There are some similarities between this and the lack of protection the Liverpool defence are given from their own midfield, which can often lead to goals down the flanks when the full backs are pushed up high.

But there are also similarities with this and the way Klopp’s side dismantled Hoffenheim’s back three, and to some extent the back three of Crystal Palace in the previous game.

Though the score against Palace was only 1-0, new left back Andy Robertson created plenty of chances down the left for Liverpool.

Against Hoffenheim this left-sided dominance was even more apparent, as Sadio Mané ran riot, with help from Robert Firmino, Alberto Moreno, Mohamed Salah stretching the play on the other side, and the midfield runners.

The first goal came as Mané was able to find himself one-on-one with Havard Nordtveit.

Firmino created the space to leave the back four exposed, and as Jesé did against Arsenal, he was able to free his team-mate to attack the back line down the left channel.

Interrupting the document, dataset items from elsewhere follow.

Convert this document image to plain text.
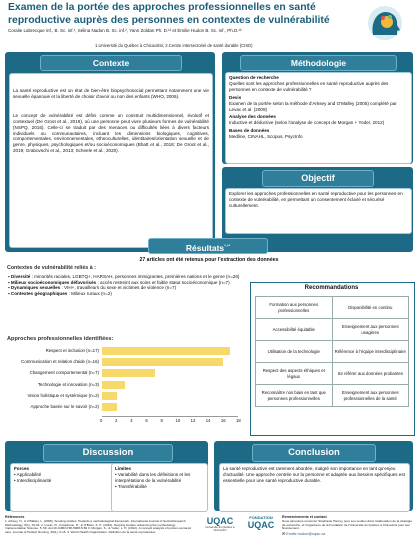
Examen de la portée des approches professionnelles en santé reproductive auprès des personnes en contextes de vulnérabilité
Coralie Labrecque inf., B. Sc. inf.¹, Sélina Nadon B. Sc. inf.², Yann Zoldan Ph. D.¹² et Émilie Hudon B. Sc. inf., Ph.D.¹²
1.Université du Québec à Chicoutimi; 2.Centre intersectoriel de santé durable (CISD)
Contexte

La santé reproductive est un état de bien-être biopsychosocial permettant notamment une vie sexuelle épanouie et la liberté de choisir d'avoir ou non des enfants (WHO, 2006).

Le concept de vulnérabilité est défini comme un construit multidimensionnel, évolutif et contextuel (De Groot et al., 2019), où une personne peut vivre plusieurs formes de vulnérabilité (NSPQ, 2016). Celle-ci se traduit par des menaces ou difficultés liées à divers facteurs individuels ou communautaires, incluant les dimensions biologiques, cognitives, comportementales, environnementales, ethnoculturelles, identitaires/orientation sexuelle et de genre, physiques, psychologiques et/ou socioéconomiques (Bhatt et al., 2018; De Groot et al., 2019; Grabovschi et al., 2013; Scheele et al., 2020).

Méthodologie
Question de recherche
Quelles sont les approches professionnelles en santé reproductive auprès des personnes en contexte de vulnérabilité ?
Devis
Examen de la portée selon la méthode d'Arksey and O'Malley (2005) complété par Levac et al. (2009)
Analyse des données
Inductive et déductive (selon l'analyse de concept de Morgan + Yoder, 2012)
Bases de données
Medline, CINAHL, Scopus, PsycInfo
Objectif
Explorer les approches professionnelles en santé reproductive pour les personnes en contexte de vulnérabilité, en permettant un consentement éclairé et sécurisé culturellement.
Résultats*-**
27 articles ont été retenus pour l'extraction des données
Contextes de vulnérabilité reliés à :
▪ Diversité : minorités raciales, LGBTQ+, HARSAH, personnes immigrantes, premières nations et le genre (n=26)
▪ Milieux socioéconomiques défavorisés : accès restreint aux soins et faible statut socioéconomique (n=7)
▪ Dynamiques sexuelles : VIH+, travailleurs du sexe et victimes de violence (n=7)
▪ Contextes géographiques : Milieux ruraux (n=2)
Approches professionnelles identifiées:
Respect et inclusion (n=17)
Communication et relation d'aide (n=16)
Changement comportemental (n=7)
Technologie et innovation (n=3)
Vision holistique et systémique (n=2)
Approche basée sur le savoir (n=2)
0	2	4	6	8	10 12 14 16 18
Recommandations
Formation aux personnes professionnelles	Disponibilité en continu
Accessibilité équitable	Enseignement aux personnes usagères
Utilisation de la technologie	Référence à l'équipe interdisciplinaire
Respect des aspects éthiques et légaux	Se référer aux données probantes
Reconnaître nos biais en tant que personnes professionnelles	Enseignement aux personnes professionnelles de la santé
Discussion
Forces
• Applicabilité
• Interdisciplinarité
Limites
• Variabilité dans les définitions et les interprétations de la vulnérabilité
• Transférabilité
Conclusion
La santé reproductive est rarement abordée, malgré son importance en tant qu'enjeu d'actualité. Une approche centrée sur la personne et adaptée aux besoins spécifiques est essentielle pour une santé reproductive durable.
Références
1. Arksey, H., & O'Malley, L. (2005). Scoping studies: Towards a methodological framework. International Journal of Social Research Methodology, 8(1), 19-32. 2. Levac, D., Colquhoun, H., & O'Brien, K. K. (2010). Scoping studies: advancing the methodology. Implementation Science, 5, 69. doi:10.1186/1748-5908-5-69 3. Morgan, S., & Yoder, L. H. (2012). A concept analysis of person-centered care. Journal of Holistic Nursing, 30(1), 6-15. 4. World Health Organization. Définition de la santé reproductive.
UQAC
Université du Québec à Chicoutimi
FONDATION
UQAC
Remerciements et contact
Nous aimerions remercier Stéphanie Harvey pour son soutien dans l'élaboration de la stratégie de recherche, et l'organisme de la Fondation de l'Université du Québec à Chicoutimi pour leur financement.
✉ Emilie.hudon@uqac.ca
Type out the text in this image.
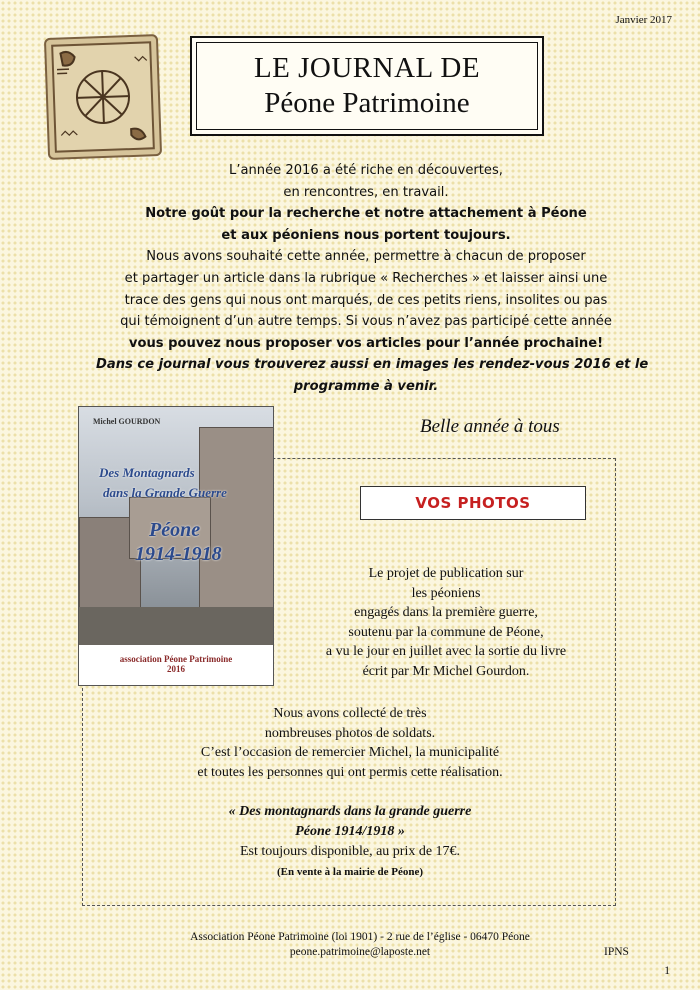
Janvier 2017
LE JOURNAL DE
Péone Patrimoine
L’année 2016 a été riche en découvertes,
en rencontres, en travail.
Notre goût pour la recherche et notre attachement à Péone
et aux péoniens nous portent toujours.
Nous avons souhaité cette année, permettre à chacun de proposer
et partager un article dans la rubrique « Recherches » et laisser ainsi une
trace des gens qui nous ont marqués, de ces petits riens, insolites ou pas
qui témoignent d’un autre temps. Si vous n’avez pas participé cette année
vous pouvez nous proposer vos articles pour l’année prochaine!
Dans ce journal vous trouverez aussi en images les rendez-vous 2016 et le
programme à venir.
Michel GOURDON
Des Montagnards
dans la Grande Guerre
Péone
1914-1918
association Péone Patrimoine
2016
Belle année à tous
VOS PHOTOS
Le projet de publication sur
les péoniens
engagés dans la première guerre,
soutenu par la commune de Péone,
a vu le jour en juillet avec la sortie du livre
écrit par Mr Michel Gourdon.
Nous avons collecté de très
nombreuses photos de soldats.
C’est l’occasion de remercier Michel, la municipalité
et toutes les personnes qui ont permis cette réalisation.
« Des montagnards dans la grande guerre
Péone 1914/1918 »
Est toujours disponible, au prix de 17€.
(En vente à la mairie de Péone)
Association Péone Patrimoine (loi 1901) - 2 rue de l’église - 06470 Péone
peone.patrimoine@laposte.net	IPNS
1
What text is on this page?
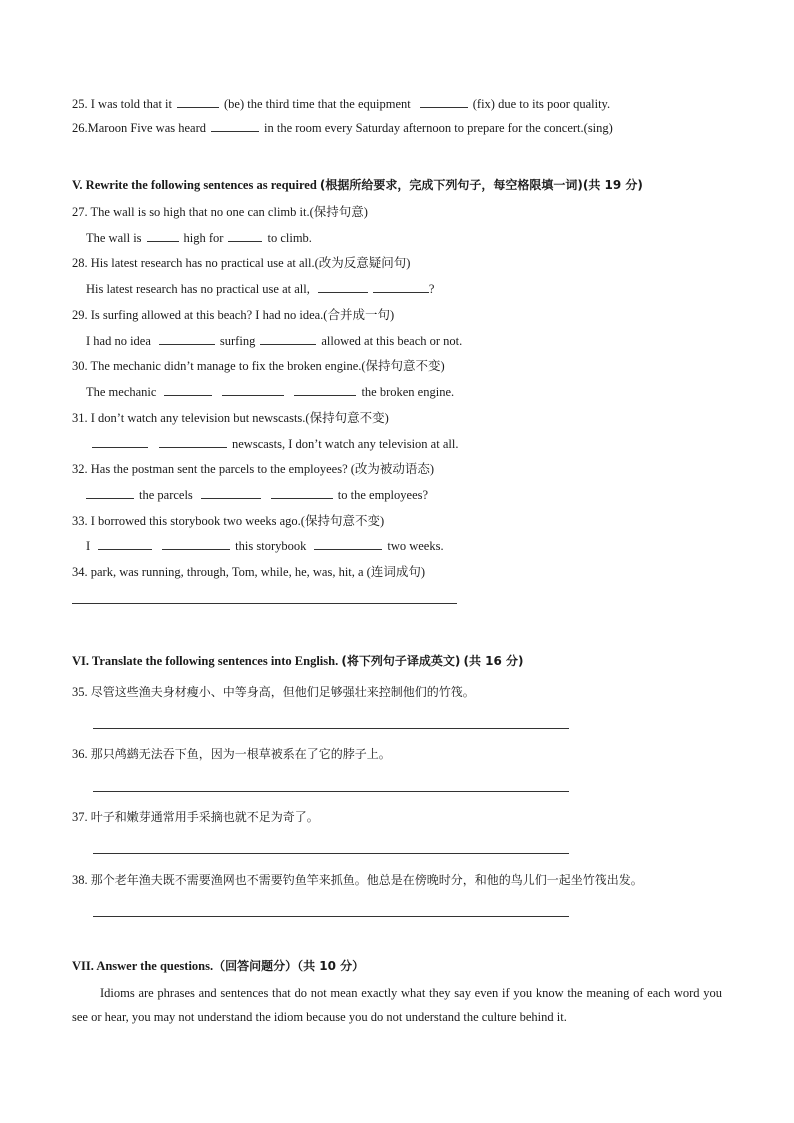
25. I was told that it	(be) the third time that the equipment	(fix) due to its poor quality.
26.Maroon Five was heard	in the room every Saturday afternoon to prepare for the concert.(sing)
V. Rewrite the following sentences as required (根据所给要求，完成下列句子，每空格限填一词)(共 19 分)
27. The wall is so high that no one can climb it.(保持句意)
The wall is	high for	to climb.
28. His latest research has no practical use at all.(改为反意疑问句)
His latest research has no practical use at all,	?
29. Is surfing allowed at this beach? I had no idea.(合并成一句)
I had no idea	surfing	allowed at this beach or not.
30. The mechanic didn’t manage to fix the broken engine.(保持句意不变)
The mechanic	the broken engine.
31. I don’t watch any television but newscasts.(保持句意不变)
newscasts, I don’t watch any television at all.
32. Has the postman sent the parcels to the employees? (改为被动语态)
the parcels	to the employees?
33. I borrowed this storybook two weeks ago.(保持句意不变)
I	this storybook	two weeks.
34. park, was running, through, Tom, while, he, was, hit, a (连词成句)
VI. Translate the following sentences into English. (将下列句子译成英文) (共 16 分)
35. 尽管这些渔夫身材瘦小、中等身高，但他们足够强壮来控制他们的竹筏。
36. 那只鸬鹚无法吞下鱼，因为一根草被系在了它的脖子上。
37. 叶子和嫩芽通常用手采摘也就不足为奇了。
38. 那个老年渔夫既不需要渔网也不需要钓鱼竿来抓鱼。他总是在傍晚时分，和他的鸟儿们一起坐竹筏出发。
VII. Answer the questions.（回答问题分）（共 10 分）
Idioms are phrases and sentences that do not mean exactly what they say even if you know the meaning of each word you see or hear, you may not understand the idiom because you do not understand the culture behind it.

This situation was different to Stoke’s goal in that Mané used his pace to sprint behind the defence, before holding the ball up to allow a runner from midfield, Emre Can, to score the goal.

But there is still the common theme of isolating a wide defender after the midfield has been eliminated, and then having more than one player breach this vacant space with a run into the box as shown below.

Liverpool will hope to have similar success against Mustafi as they had against Nordtveit, which eventually forced Hoffenheim coach Julian Nagelsmann into a change; but it was too little, too late.

Nordtveit was replaced and the Germans changed to a back four but, even so, the average positions (via WhoScored, below) of the players throughout the game still hints at the back three which started the game, and shows the Norwegian’s isolation on the right hand side (No 6).

Compare this to the average positions of the Arsenal players against Stoke where even though Mustafi (20) is pushed higher up the pitch he’s still isolated, and there’s a large space between him and Monreal (18).

What’s more, the high back line of Arsenal could play into Liverpool’s hands even more than Hoffenheim’s tactics did in that opening 25 minutes of the Champions League tie.

Given the quality of the attacking threat posed by both sides, this game could come down to which set of midfielders do the best job positionally; covering for their full backs as well as maintaining a shield in front of the central defenders.

Klopp commented in his pre-match press conference that he liked the fact his number 8s were getting into the box against Hoffenheim. Can scored two goals from midfield, and the second goal was scored after Georginio Wijnaldum hit the post with a shot in the area.

With a pair of midfielders looking to attack, Liverpool will need to make sure they they don’t leave gaps in front of their own defence, and a lot of responsibility will lie on the shoulders of the deepest midfielders of both sides.

With Alexis Sanchez back in their squad Arsenal could threaten the Liverpool defence in the same way, but the double-speed of Mane and Salah, and the double-think and ever-impressive intelligent forward play of Firmino could give the home side the edge.

Liverpool vs Arsenal – Sunday 27th August

Liverpool predicted line-up: Mignolet; Gomez, Matip, Klavan, Robertson; Henderson, Milner, Wijnaldum; Salah, Firmino, Mane.

Liverpool injury news: Alexander-Arnold (possible), Can (possible), Clyne (doubt), Coutinho (out), Lallana (out), Sakho (out), Ings (doubt).

Arsenal predicted line-up: Cech; Mustafi, Koscielny, Kolasinac; Bellerin, Ramsey, Xhaka, Oxlade-Chamberlain; Welbeck, Lacazette, Ozil.

Arsenal injury news: Chambers (doubt), Wilshere (doubt), Cazorla (out),

Kick Off : Anfield, 16:00

TV: Live on Sky Sports. Highlights on MOTD, BBC 1 at 22:25.